Bcl-2 is an oncogene associated with apoptosis, and can be overexpressed in some malignancies. There are some studies which stated that Bcl-2 diffusely stains the tumor nests in BCC while it stains the outermost cell layers in trichoepithelioma.16,17 In contrast, there exist a number of other studies which question the reliability of Bcl-2 in distinguishing TE from BCC.2124

Recently increasing evidence has suggested that androgen receptor and transforming growth factor-β (TGF-β) may be useful in differentiating TE from BCC. Verhaegh et al.16 showed a diffuse cytoplasmic TGF-β staining in TE tumor cells, whereas negative staining was observed in BCCs. Izikson et al.25 found positive androgen receptor immunostaining in BCC cells compared with negative staining in TE. Ber-EP4 is a monoclonal directed against two glycopolypeptides found in most human epithelial cells.
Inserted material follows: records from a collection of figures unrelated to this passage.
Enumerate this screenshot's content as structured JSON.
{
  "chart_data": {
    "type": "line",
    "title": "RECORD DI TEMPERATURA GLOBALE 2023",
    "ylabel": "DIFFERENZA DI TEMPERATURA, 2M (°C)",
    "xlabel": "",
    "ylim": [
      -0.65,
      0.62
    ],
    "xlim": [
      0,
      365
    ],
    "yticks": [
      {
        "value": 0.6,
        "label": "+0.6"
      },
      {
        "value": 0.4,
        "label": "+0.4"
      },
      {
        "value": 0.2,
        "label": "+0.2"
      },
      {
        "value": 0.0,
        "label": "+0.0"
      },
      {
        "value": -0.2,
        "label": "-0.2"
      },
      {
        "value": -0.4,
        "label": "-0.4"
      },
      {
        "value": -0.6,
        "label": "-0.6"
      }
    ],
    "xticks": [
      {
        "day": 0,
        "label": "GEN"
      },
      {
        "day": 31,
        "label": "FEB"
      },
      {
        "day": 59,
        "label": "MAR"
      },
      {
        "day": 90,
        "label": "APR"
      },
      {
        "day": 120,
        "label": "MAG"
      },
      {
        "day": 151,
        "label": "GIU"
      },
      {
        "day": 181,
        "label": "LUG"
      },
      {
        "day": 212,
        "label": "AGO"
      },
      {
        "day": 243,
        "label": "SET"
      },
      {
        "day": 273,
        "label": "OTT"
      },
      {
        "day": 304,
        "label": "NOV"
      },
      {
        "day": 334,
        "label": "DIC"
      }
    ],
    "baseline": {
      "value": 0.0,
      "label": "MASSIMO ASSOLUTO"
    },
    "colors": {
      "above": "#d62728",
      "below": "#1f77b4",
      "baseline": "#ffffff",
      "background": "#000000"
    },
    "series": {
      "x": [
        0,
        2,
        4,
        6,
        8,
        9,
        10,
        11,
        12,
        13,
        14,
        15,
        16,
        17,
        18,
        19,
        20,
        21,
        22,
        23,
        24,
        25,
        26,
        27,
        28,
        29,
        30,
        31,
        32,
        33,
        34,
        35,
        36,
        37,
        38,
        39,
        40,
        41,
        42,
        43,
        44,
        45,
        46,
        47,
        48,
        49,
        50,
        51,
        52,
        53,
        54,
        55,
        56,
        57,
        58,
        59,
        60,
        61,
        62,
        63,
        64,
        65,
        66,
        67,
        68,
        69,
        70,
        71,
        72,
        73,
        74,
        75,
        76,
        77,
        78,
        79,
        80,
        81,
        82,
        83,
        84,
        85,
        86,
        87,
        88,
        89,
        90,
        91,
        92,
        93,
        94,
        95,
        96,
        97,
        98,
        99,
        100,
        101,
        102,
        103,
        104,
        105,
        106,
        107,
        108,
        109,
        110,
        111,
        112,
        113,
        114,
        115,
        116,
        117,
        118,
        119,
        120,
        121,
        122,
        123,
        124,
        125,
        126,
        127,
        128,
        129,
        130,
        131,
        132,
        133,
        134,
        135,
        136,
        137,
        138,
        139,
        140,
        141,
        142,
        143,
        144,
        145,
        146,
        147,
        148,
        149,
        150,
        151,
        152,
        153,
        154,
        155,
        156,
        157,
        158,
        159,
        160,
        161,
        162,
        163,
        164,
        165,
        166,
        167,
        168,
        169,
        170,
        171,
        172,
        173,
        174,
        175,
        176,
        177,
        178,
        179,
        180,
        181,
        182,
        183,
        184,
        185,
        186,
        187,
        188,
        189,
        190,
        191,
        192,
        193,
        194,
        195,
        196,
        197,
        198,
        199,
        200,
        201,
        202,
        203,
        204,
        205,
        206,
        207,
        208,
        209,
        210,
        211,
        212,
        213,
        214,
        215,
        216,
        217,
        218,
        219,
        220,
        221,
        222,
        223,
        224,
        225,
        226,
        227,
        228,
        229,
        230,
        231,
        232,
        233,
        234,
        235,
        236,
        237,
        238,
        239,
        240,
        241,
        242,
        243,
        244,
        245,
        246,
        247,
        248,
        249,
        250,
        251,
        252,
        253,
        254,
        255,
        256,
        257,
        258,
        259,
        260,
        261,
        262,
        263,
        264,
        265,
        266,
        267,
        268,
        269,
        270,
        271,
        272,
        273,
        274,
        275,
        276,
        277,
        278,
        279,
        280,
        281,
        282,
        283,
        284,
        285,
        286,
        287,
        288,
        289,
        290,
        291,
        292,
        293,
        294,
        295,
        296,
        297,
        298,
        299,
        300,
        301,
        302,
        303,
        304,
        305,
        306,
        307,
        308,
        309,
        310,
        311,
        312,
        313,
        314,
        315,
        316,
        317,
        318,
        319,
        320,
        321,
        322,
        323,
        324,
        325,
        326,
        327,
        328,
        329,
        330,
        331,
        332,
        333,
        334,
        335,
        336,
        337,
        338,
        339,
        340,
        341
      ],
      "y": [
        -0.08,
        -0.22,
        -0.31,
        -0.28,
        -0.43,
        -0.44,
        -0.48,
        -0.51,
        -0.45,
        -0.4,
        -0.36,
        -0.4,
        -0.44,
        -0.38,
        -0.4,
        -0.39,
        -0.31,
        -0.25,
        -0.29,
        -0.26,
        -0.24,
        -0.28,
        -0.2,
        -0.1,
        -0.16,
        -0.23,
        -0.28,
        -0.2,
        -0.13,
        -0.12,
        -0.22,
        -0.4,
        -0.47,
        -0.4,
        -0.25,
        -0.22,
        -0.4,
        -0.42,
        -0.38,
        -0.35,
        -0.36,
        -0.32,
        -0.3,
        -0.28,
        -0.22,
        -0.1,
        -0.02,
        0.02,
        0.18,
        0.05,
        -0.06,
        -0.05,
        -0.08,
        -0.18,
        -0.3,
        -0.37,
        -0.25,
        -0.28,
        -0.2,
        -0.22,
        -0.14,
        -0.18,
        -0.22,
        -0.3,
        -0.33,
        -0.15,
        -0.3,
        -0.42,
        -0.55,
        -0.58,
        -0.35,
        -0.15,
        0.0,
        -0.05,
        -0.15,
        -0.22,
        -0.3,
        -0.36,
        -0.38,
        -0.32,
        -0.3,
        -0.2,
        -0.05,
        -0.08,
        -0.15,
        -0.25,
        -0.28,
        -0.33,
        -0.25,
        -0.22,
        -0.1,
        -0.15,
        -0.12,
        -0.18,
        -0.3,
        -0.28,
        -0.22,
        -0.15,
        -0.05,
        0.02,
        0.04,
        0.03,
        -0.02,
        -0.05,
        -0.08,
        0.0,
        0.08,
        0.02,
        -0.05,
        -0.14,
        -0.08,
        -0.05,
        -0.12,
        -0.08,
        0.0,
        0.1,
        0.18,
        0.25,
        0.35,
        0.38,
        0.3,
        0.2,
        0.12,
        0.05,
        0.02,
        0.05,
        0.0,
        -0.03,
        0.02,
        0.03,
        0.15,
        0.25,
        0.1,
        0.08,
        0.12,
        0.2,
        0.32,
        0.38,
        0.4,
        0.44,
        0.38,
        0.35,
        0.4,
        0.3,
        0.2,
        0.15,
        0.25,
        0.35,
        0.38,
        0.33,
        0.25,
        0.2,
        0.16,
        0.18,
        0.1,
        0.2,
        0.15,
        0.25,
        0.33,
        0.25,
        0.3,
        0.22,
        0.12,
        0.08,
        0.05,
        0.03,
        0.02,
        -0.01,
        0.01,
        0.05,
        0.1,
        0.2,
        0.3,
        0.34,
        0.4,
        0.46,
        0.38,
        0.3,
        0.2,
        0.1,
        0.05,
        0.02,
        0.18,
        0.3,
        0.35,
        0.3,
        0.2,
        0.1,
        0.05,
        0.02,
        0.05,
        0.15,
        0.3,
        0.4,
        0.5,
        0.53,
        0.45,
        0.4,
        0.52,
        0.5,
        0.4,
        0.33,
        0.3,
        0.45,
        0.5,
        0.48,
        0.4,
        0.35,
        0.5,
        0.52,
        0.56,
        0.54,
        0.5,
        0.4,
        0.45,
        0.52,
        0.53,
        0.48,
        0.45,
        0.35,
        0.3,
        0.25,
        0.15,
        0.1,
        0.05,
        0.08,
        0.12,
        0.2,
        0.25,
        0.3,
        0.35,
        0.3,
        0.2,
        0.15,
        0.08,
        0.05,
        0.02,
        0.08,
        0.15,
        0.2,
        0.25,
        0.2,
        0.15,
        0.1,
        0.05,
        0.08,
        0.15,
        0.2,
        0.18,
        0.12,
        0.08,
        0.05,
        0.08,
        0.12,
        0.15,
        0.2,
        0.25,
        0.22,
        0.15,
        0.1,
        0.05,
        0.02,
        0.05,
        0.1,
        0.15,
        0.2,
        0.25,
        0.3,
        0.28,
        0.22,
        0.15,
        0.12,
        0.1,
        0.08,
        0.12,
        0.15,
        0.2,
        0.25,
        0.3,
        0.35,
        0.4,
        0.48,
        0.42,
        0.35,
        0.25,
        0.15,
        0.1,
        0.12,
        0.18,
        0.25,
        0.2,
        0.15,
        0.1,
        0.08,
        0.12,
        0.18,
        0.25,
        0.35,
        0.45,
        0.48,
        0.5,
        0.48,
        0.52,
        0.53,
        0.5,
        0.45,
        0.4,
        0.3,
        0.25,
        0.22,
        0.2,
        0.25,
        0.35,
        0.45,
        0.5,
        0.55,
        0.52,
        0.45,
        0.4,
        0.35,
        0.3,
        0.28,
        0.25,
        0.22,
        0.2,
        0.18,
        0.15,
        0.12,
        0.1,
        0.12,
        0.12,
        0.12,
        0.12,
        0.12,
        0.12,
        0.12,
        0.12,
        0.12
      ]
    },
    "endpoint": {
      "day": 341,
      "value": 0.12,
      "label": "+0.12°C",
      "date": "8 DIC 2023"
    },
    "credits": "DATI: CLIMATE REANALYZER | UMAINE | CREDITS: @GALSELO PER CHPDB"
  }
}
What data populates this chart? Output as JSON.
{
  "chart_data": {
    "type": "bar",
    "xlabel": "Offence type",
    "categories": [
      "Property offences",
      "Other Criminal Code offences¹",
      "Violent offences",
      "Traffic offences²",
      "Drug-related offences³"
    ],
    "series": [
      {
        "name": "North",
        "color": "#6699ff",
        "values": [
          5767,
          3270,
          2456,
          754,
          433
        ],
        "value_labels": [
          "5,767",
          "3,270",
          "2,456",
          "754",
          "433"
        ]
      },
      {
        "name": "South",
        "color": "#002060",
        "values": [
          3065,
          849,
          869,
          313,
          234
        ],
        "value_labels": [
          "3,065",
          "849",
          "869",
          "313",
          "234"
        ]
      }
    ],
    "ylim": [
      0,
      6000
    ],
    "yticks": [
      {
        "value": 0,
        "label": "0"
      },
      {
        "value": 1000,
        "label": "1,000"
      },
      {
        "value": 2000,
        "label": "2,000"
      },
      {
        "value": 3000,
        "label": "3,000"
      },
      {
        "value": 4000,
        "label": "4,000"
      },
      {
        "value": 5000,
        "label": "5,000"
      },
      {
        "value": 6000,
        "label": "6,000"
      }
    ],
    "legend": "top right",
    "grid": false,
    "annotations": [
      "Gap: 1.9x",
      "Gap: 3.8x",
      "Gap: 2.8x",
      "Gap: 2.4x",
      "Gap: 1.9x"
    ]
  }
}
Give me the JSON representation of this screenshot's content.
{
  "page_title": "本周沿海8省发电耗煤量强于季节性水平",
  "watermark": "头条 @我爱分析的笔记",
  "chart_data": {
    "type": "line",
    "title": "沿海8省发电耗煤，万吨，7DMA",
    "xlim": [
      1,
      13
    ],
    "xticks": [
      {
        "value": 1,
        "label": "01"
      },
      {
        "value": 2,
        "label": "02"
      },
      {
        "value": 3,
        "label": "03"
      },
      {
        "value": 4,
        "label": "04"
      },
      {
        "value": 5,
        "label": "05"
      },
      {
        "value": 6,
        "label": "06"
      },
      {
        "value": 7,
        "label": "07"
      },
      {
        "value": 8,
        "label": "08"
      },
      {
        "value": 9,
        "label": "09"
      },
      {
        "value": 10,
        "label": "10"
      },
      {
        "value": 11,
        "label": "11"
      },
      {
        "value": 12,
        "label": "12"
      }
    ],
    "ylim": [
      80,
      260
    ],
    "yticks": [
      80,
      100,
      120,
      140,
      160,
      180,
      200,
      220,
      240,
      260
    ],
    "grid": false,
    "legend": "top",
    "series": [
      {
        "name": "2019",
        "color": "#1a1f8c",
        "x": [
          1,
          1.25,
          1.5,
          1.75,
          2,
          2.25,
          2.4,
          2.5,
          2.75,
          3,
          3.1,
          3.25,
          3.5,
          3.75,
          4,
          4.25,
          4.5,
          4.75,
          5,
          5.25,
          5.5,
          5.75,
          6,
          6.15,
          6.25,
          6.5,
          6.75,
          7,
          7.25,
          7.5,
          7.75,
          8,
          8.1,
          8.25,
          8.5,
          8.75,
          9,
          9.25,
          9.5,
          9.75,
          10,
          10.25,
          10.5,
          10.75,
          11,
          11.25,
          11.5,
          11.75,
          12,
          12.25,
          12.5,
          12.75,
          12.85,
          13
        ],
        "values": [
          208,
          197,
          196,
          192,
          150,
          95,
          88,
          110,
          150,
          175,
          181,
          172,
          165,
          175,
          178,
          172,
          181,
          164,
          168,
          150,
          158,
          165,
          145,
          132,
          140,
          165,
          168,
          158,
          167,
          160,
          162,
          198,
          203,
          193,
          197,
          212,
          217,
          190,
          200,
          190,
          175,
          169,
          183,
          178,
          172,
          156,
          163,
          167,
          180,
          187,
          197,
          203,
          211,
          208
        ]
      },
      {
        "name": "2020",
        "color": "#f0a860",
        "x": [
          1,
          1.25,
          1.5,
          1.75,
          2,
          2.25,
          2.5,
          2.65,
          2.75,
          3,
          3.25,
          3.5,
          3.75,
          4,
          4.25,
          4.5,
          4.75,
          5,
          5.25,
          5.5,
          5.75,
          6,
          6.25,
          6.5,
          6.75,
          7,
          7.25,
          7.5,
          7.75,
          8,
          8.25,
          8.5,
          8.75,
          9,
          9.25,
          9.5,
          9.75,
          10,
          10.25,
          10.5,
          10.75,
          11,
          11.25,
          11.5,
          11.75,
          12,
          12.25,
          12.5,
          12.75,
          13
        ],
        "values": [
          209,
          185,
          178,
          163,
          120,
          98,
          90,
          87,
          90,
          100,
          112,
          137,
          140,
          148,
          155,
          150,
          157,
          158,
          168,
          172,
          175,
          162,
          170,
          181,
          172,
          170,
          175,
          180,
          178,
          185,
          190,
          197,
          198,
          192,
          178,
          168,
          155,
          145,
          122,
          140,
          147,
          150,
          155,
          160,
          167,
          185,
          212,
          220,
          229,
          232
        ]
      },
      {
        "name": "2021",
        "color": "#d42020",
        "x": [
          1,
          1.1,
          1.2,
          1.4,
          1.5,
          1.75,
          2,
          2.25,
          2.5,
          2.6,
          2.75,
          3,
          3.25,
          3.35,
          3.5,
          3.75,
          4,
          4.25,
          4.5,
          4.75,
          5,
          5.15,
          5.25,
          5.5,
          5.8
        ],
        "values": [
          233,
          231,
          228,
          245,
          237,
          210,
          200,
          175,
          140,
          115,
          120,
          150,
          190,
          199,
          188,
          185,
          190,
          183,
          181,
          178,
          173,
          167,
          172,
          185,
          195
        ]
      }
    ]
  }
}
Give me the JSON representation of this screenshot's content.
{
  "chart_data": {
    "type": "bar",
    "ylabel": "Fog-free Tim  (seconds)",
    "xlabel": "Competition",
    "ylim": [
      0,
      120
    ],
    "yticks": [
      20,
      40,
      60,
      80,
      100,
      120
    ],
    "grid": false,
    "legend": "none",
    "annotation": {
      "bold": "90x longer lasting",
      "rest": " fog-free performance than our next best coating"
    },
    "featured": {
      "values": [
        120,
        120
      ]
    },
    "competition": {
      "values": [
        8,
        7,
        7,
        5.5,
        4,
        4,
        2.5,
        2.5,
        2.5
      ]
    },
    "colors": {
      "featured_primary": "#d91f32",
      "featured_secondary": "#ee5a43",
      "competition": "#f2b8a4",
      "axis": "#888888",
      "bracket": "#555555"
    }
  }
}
Krahl et al.26 did not find any consistent difference in the staining pattern of Ber-EP4 in BCC and TE.

The results of other previous studies were consistent with the results of our study.7,8 Moreover, Cordoba et al.27 reported the same pattern of CD10 expression in different forms of BCC. Based on these results CD10 can be used routinely for differentiating BCC and TE.

Authors’ Contributions

MH and PR participated in the design of the study and examined histologic sections. FS prepared and processed the specimens and retrieved data from the archive. All authors read and approved the final manuscript.

Acknowledgments

This study was performed as a thesis funded by Isfahan University of Medical Sciences.

Footnotes

Conflict of Interests Authors have no conflict of interests.